27 January 2005 With the number of human bird flu cases in Viet Nam since mid-December now reaching 10, nine of them fatal, the United Nations health agency has warned that further sporadic cases and occasional family clusters can be expected considering the current spread of outbreaks in poultry in some Asian countries.
Experience to date indicates that possible human-to-human transmission has occurred mainly during prolonged close contact of a family member with a patient who was critically ill with the H5 virus subtype, which earlier last year infected 45 people, 32 of them fatally, and resulted in the deaths or culling of more than 100 million birds, the World Health Organization (WHO) said.
WHO has warned several times over the past year of the potential evolution of the virus into a human pandemic which, in a worst-case scenario, could have devastatingly deadly consequences.
The agency said Viet Nam’s Health Ministry yesterday reported the two latest laboratory confirmed cases, both fatal, in the southern part of the country.
A family cluster of three brothers, two of whom died, in northern Viet Nam has been the focus of intense investigation. The source of infection of the two who died remains undetermined, while the third, who provided bedside care for his brothers, was hospitalized with respiratory symptoms and has now fully recovered.

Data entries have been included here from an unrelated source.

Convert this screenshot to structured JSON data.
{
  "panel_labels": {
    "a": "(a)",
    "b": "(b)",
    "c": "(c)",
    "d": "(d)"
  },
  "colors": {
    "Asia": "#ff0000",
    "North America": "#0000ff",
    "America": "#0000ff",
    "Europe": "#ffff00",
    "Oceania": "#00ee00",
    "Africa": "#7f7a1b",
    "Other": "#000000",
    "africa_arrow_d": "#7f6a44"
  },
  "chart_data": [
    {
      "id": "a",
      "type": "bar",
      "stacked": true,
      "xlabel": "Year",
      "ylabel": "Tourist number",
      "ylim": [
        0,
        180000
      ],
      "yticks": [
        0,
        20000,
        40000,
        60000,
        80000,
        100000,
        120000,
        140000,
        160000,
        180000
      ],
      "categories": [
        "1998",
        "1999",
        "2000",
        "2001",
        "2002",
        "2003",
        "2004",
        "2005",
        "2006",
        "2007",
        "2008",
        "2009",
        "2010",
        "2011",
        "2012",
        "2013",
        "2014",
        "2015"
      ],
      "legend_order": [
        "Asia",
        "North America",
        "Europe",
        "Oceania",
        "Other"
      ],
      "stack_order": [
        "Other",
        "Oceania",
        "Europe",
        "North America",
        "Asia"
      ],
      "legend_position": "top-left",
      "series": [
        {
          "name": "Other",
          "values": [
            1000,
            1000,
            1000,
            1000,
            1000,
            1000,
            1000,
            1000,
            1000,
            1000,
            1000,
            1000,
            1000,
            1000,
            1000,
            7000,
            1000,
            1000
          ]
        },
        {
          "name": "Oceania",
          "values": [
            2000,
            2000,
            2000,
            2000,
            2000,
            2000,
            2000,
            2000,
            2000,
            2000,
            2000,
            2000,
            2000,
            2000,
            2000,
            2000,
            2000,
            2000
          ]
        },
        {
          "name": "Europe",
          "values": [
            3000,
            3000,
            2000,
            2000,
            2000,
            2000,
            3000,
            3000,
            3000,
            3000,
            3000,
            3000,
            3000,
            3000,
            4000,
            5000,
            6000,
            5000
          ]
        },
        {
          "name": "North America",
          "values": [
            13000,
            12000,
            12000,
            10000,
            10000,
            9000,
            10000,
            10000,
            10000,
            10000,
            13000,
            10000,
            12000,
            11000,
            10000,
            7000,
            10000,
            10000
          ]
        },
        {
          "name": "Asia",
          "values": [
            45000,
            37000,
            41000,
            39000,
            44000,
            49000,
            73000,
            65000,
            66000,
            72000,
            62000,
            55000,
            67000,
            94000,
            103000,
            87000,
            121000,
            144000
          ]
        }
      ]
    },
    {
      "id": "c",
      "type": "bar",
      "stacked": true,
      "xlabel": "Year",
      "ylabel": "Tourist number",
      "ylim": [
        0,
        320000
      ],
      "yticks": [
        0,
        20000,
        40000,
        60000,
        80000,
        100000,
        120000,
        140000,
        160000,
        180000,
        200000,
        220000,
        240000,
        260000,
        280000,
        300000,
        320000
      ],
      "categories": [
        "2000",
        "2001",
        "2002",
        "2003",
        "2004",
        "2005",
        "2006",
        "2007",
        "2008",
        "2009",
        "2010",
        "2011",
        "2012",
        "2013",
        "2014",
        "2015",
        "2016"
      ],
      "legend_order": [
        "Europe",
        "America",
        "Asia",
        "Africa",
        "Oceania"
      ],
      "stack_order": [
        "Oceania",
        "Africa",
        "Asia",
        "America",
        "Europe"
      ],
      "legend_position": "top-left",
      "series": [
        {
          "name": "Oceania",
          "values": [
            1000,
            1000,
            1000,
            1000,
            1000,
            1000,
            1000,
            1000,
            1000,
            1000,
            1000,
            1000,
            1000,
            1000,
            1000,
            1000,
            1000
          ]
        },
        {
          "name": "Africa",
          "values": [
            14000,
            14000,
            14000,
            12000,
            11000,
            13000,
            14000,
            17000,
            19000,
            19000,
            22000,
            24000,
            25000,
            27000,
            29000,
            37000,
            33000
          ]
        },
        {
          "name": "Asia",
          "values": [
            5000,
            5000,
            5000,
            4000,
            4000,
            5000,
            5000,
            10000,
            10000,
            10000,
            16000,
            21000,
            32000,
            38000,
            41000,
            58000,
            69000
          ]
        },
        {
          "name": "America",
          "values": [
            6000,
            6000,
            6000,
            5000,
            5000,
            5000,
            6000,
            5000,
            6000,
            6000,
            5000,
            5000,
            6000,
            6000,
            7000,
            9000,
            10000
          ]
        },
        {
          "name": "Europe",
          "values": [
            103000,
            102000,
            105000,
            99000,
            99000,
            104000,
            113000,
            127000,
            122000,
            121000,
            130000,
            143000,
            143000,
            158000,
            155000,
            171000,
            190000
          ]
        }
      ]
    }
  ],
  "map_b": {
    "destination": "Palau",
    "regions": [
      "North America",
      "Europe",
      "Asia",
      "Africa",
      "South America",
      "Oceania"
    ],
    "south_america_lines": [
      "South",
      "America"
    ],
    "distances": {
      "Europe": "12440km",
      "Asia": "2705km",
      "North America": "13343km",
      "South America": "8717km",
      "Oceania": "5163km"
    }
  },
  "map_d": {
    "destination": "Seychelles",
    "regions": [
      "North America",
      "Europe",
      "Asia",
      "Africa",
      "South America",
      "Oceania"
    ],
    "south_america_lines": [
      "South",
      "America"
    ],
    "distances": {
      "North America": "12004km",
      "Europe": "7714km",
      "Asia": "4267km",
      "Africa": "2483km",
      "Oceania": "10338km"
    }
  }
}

Surveillance for further cases among health care workers, other family members and residents in both communities where the brothers lived has so far found no evidence of additional cases. If limited human-to-human transmission has occurred, all evidence at this stage suggests that the chain of transmission ended after a single person was infected, WHO said.
The agency has already warned that cooler winter temperatures and activities linked to the approach of the Lunar New Year in February may increase the risk of further human cases.
Last year it voiced concern several times that continuing transmission of the virus to humans might give avian and influenza viruses an opportunity to exchange genes, potentially giving rise to a new human virus with pandemic potential. The so-called Spanish flu pandemic of 1918-20 is estimated to have killed 20 million people worldwide.